Comment by drcharles | 11 May 2007 @ 10:38pm



I always find it amazing that people coming in for help feel perfecly free to express what they think about how you (the person there to help them) looks. The filter between our brain and our mouth that is thin as a child and thickens as we grow, somehow does not thicken in some individuals. We have our share of drug seekers, who are helped out by some doctors who have no problem prescribing the xanax, etc. The problems arise when those doctors leave and someone who “does not prescribe benzos” takes over. Boy, can you see how thin those filters are then…..

Comment by donna lee | 12 May 2007 @ 2:25pm



A patient I was called to evaluate in the Emergency Room once not too long ago lunged at me and chased me out of the room screaming and with raised fists (constituting an assault thereby) and proceeded to tear the room apart. The county designated mental health professional who responded to my referral (these are the county officials who have the sole authority, in the state of Washington, to commit someone for psychiatric treatment without the patient’s consent) refused to commit the patient for treatment.
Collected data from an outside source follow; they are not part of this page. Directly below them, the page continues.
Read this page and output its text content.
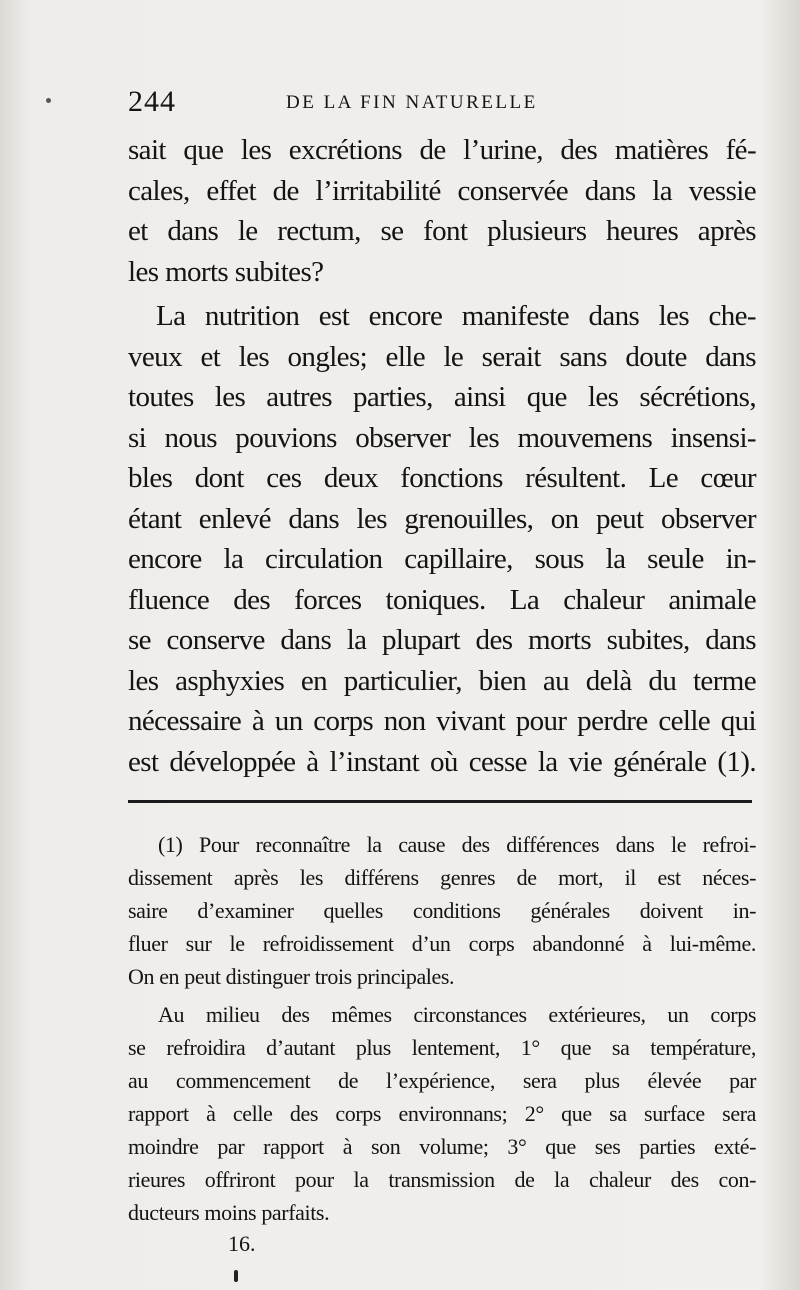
244	DE LA FIN NATURELLE
sait que les excrétions de l’urine, des matières fé-
cales, effet de l’irritabilité conservée dans la vessie
et dans le rectum, se font plusieurs heures après
les morts subites?
La nutrition est encore manifeste dans les che-
veux et les ongles; elle le serait sans doute dans
toutes les autres parties, ainsi que les sécrétions,
si nous pouvions observer les mouvemens insensi-
bles dont ces deux fonctions résultent. Le cœur
étant enlevé dans les grenouilles, on peut observer
encore la circulation capillaire, sous la seule in-
fluence des forces toniques. La chaleur animale
se conserve dans la plupart des morts subites, dans
les asphyxies en particulier, bien au delà du terme
nécessaire à un corps non vivant pour perdre celle qui
est développée à l’instant où cesse la vie générale (1).
(1) Pour reconnaître la cause des différences dans le refroi-
dissement après les différens genres de mort, il est néces-
saire d’examiner quelles conditions générales doivent in-
fluer sur le refroidissement d’un corps abandonné à lui-même.
On en peut distinguer trois principales.
Au milieu des mêmes circonstances extérieures, un corps
se refroidira d’autant plus lentement, 1° que sa température,
au commencement de l’expérience, sera plus élevée par
rapport à celle des corps environnans; 2° que sa surface sera
moindre par rapport à son volume; 3° que ses parties exté-
rieures offriront pour la transmission de la chaleur des con-
ducteurs moins parfaits.
16.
Now I interview all patients unknown to me either with a security guard present, or I sit by an open door during the interview.
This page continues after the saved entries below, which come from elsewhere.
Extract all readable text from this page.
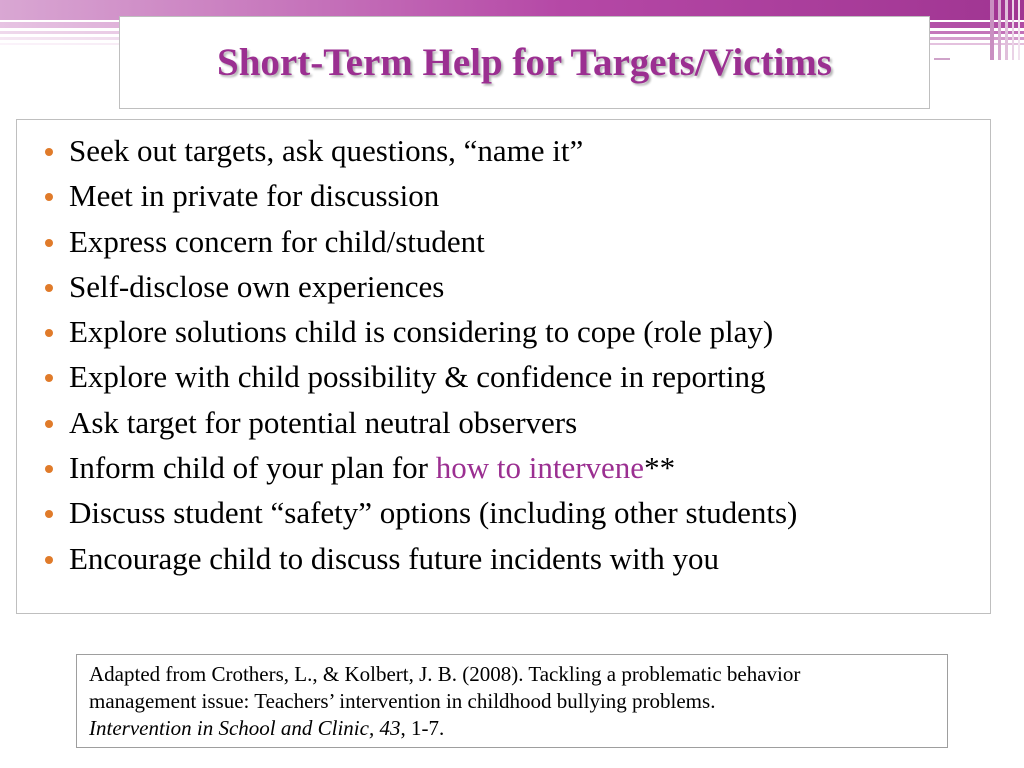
Short-Term Help for Targets/Victims
Seek out targets, ask questions, “name it”
Meet in private for discussion
Express concern for child/student
Self-disclose own experiences
Explore solutions child is considering to cope (role play)
Explore with child possibility & confidence in reporting
Ask target for potential neutral observers
Inform child of your plan for how to intervene**
Discuss student “safety” options (including other students)
Encourage child to discuss future incidents with you

Adapted from Crothers, L., & Kolbert, J. B. (2008). Tackling a problematic behavior

management issue: Teachers’ intervention in childhood bullying problems.

Intervention in School and Clinic, 43, 1-7.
Comment by Dilequeno | 13 May 2007 @ 6:59pm



I appreciate your writing and sharing this, intueri. I’m not a graceful writer, so please accept my apologies for the fumbling response:

As aware as you are of safety and boundary issues with your patients, are you aware that in hospital settings, at least, there is a significant patient population with psychiatric and mental health problems who are cared for in non-behavioral health settings where the safety concerns are just as acute, but that no mental health professional will address until they are “medically cleared?” (Yikes! What a long sentence!)

Not only that, but there are no national nursing standards of care or practice for these patients, according to the American Nurses Association and the American Association of Critical Care Nurses.

Most nurses outside behavioral health settings aren’t particularly well-versed in crisis management and in managing psychiatric medications in tandem with abused substance withdrawal. And because it’s difficult or impossible to get a “psych” consult in during this time, those nurses are left to fend for themselves - and this correlates with the period where patients are most likely to act out.

(I discovered all of this when doing a root cause analysis for a patient - who had an attendant - make two near-successful suicide attempts immediately after trying to harm her terminally-ill husband, for whom she had been the sole caretaker for an extended period). My staff were absolutely blase about this - and as I was brand new -4th day on the job -I didn’t know them well enough to be able to determine whether they truly didn’t care, were traumatized themselves or whether some other dynamic was at work. Turns out it was a combo.

Most non-behavioral health nurses fear patients with psych. problems, and they readily admit a dislike for caring for them.

All this to say that I think the safety concerns may lie very close to the root of many kinds of patient care and quality issues, as well as nurse and physician ethics issues.